Speaking of RFID chips, Wired has an article by David Kravets on the Texas school district that is tagging its kids with RFIDs, which I posted about in June. Kravets reports that the primary motivation for chipping students is money—schools’ budgets are tied to attendance, so they are seeking more accurate attendance records in order to get more money from the state. The ACLU recently endorsed a position paper laying out the problems with deploying RFIDs in school. Students at the school are “rebelling” against the radio chip deployment—showing that resistance to authority is not dead yet in America. Wired also notes that the RFIDs used by the school contain no encryption, so they could be easily read and cloned by anyone with the (easily obtained) equipment. Aside from the privacy problems, the security problems that could arise from tracking not actual children, but computer chips (which the school simply assumes are connected to human bodies) are legion, as the position paper points out. Separate the child from the chip and the school will be fooled into thinking the child is somewhere he or she is not.
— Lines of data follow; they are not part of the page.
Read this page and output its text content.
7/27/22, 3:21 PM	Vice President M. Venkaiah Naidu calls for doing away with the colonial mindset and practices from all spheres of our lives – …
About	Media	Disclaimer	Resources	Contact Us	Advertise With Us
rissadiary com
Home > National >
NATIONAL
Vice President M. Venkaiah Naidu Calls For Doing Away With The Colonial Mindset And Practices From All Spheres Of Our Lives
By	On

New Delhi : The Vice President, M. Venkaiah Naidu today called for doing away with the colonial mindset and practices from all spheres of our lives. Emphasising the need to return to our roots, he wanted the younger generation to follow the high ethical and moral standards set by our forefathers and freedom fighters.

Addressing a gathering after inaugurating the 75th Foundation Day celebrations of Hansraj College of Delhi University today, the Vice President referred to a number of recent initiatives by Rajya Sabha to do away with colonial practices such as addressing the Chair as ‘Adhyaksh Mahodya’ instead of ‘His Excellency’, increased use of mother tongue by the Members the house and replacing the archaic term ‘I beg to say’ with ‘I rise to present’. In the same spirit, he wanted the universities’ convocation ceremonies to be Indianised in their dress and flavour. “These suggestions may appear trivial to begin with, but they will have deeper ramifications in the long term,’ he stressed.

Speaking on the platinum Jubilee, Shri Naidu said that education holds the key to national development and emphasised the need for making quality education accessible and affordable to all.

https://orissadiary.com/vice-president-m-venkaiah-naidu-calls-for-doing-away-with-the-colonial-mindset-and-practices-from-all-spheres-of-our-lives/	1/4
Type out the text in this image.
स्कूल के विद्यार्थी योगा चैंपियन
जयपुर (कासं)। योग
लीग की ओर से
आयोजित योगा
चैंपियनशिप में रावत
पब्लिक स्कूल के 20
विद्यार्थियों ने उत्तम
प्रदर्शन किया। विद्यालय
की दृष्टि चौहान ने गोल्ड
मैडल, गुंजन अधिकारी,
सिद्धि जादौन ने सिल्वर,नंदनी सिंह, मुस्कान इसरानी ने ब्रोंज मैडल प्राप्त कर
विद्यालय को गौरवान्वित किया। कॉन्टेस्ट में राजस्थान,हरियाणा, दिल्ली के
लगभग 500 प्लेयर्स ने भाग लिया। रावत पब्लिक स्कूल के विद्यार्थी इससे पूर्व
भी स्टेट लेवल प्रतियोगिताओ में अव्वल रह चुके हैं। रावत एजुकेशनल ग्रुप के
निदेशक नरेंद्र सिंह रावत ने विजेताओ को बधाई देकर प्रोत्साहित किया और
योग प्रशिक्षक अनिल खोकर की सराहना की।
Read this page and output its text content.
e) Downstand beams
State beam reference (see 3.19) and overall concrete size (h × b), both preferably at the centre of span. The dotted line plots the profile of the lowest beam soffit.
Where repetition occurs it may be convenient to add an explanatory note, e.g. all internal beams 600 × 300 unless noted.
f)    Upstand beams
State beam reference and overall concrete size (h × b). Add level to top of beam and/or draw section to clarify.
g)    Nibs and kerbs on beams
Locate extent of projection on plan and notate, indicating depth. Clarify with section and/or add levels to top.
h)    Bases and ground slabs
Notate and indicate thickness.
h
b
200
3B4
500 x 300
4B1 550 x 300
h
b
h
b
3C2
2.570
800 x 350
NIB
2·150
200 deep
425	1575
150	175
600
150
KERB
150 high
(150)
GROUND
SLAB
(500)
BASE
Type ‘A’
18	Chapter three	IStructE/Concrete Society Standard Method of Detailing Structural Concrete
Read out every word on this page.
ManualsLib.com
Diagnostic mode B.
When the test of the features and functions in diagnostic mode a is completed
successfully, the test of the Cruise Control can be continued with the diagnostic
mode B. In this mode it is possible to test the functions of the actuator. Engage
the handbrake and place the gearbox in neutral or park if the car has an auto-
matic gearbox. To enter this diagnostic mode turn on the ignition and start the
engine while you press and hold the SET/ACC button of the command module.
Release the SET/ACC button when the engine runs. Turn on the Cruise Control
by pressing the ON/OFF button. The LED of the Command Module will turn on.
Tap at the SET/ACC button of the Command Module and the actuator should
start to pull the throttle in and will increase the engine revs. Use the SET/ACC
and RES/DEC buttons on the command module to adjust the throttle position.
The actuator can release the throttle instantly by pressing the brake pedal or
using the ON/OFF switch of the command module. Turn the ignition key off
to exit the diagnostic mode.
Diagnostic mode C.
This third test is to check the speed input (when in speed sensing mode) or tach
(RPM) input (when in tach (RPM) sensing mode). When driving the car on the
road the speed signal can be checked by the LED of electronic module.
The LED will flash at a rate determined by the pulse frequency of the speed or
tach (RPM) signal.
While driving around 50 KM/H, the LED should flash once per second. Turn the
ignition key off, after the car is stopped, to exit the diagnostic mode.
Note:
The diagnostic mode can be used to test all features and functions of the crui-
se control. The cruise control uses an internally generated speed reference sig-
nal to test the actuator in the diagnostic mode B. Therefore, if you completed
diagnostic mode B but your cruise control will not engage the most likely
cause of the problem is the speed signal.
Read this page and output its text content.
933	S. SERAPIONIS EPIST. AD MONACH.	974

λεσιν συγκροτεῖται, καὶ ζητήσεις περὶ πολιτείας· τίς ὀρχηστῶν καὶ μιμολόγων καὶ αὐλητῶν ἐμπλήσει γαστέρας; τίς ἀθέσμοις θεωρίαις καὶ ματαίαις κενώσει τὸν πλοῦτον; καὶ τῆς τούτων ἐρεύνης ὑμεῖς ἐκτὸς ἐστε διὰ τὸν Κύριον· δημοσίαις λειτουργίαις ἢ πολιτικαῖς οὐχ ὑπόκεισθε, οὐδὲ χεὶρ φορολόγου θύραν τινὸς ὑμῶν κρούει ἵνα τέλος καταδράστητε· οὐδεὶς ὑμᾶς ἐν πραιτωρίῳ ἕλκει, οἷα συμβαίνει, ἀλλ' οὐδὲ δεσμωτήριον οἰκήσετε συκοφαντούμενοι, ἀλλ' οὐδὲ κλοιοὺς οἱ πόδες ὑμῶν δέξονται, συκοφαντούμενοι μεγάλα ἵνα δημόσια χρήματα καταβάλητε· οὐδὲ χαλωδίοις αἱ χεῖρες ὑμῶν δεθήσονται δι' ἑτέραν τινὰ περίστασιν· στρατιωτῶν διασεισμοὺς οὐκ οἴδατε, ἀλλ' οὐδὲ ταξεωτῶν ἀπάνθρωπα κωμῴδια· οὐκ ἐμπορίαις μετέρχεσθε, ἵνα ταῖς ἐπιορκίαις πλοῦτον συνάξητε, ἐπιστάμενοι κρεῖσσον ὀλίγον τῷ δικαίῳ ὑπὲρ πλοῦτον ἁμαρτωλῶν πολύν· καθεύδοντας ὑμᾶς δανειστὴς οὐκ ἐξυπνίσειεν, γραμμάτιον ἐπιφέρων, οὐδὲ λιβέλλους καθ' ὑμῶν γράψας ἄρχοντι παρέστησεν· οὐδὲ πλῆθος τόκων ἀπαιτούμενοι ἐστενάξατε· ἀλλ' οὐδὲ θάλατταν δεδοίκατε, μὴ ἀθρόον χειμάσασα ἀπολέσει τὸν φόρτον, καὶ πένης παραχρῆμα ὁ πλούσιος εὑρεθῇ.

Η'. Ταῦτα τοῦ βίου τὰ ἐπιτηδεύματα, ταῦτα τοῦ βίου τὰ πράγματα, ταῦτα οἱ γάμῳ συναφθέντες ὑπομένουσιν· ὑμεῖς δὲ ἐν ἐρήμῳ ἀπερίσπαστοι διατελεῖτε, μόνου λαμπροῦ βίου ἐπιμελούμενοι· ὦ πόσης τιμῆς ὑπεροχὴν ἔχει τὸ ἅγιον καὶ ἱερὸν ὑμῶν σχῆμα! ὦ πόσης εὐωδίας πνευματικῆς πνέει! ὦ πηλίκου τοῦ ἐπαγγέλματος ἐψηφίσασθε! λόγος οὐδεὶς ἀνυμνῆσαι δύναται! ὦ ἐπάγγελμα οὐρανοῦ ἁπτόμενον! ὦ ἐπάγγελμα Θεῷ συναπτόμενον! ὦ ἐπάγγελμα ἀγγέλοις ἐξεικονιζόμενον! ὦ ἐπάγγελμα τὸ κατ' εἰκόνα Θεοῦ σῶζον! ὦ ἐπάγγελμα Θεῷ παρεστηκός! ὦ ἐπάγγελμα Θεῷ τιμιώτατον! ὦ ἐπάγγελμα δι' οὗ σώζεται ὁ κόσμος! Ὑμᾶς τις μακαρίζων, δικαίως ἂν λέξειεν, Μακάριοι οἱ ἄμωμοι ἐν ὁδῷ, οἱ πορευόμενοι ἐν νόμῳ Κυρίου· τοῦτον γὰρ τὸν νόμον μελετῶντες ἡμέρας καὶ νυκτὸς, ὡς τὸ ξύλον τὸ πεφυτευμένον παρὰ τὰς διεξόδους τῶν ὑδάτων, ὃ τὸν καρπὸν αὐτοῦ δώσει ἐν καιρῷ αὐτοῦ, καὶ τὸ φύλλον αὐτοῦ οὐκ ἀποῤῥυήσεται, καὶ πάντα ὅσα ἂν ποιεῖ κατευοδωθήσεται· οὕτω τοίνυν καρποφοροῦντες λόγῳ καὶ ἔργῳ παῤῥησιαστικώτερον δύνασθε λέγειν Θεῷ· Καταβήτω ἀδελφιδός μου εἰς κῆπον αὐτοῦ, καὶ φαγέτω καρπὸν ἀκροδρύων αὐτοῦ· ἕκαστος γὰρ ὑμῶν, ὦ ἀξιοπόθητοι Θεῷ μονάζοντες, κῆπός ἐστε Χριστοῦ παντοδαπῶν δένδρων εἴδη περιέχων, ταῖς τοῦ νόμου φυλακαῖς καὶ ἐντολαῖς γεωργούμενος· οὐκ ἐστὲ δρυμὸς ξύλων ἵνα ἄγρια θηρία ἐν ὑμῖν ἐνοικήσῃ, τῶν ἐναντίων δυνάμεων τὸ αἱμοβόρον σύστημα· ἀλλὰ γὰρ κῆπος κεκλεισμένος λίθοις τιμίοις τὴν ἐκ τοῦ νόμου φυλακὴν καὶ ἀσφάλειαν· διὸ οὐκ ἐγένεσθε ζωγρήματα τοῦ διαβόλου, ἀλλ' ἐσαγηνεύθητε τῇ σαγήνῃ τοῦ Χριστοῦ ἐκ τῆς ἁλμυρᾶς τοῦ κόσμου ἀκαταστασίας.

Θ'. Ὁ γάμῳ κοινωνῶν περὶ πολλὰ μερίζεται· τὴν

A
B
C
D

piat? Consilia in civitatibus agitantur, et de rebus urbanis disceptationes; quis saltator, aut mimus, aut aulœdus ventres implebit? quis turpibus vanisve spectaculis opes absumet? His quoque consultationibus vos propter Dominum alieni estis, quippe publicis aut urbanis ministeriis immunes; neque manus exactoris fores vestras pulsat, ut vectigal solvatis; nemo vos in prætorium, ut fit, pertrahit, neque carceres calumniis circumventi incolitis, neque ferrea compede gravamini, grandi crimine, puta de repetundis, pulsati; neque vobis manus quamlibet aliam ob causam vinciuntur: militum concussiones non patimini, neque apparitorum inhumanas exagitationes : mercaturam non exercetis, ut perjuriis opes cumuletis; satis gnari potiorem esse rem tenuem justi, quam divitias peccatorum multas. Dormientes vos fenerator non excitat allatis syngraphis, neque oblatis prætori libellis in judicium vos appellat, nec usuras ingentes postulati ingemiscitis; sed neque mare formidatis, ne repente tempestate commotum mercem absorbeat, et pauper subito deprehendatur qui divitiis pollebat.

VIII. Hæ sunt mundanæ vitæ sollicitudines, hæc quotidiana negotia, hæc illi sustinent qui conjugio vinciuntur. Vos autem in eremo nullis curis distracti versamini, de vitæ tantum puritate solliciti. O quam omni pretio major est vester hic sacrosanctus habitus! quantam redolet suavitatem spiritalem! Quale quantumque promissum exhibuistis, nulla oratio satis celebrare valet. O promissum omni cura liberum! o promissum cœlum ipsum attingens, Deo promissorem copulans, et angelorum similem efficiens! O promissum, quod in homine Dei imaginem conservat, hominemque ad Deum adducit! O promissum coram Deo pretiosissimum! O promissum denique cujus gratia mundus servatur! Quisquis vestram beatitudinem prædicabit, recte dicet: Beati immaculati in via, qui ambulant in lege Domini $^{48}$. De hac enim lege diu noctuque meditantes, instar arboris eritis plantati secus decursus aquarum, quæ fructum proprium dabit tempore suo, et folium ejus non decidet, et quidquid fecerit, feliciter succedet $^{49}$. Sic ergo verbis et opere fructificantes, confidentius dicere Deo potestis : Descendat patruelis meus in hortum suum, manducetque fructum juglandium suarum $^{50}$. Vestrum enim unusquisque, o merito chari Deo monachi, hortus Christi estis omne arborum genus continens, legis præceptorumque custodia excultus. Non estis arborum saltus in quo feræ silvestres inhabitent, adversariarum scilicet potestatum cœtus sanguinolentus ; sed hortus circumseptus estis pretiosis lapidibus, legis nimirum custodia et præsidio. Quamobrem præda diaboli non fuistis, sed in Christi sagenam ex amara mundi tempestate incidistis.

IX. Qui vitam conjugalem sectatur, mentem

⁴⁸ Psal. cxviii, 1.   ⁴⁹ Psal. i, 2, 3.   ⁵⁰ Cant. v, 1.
On the subject of socializing a generation of children to accept surveillance technologies, Disney World is installing a new biometric fingerprint tracking system, and is interested in deploying face recognition, Medill reports. The company’s involvement in the technology is so extensive that a Disney executive provided expertise on biometrics to the government after 9/11, and several Disney employees have left the company to take jobs at the NSA or elsewhere in the intelligence community, according to the article. In some ways it’s surprising that Disney would embrace such a technology, so seemingly at odds with the innocence and nostalgia that the company sells. On the other hand, the “simpler times” that the company appeals to are of course completely illusory—devoid of political, economic or ethnic conflict, protest, and social change—and maintaining that illusion at its theme parks has often prompted the company to lean towards policies of order and control, with which fingerprinting fits right in.
Finally, don’t miss this hilarious Juice Rap News piece on surveillance. We are VERY offended by the stereotypical portrayal of a wacky privacy advocate in the piece, but the rest of it is funny.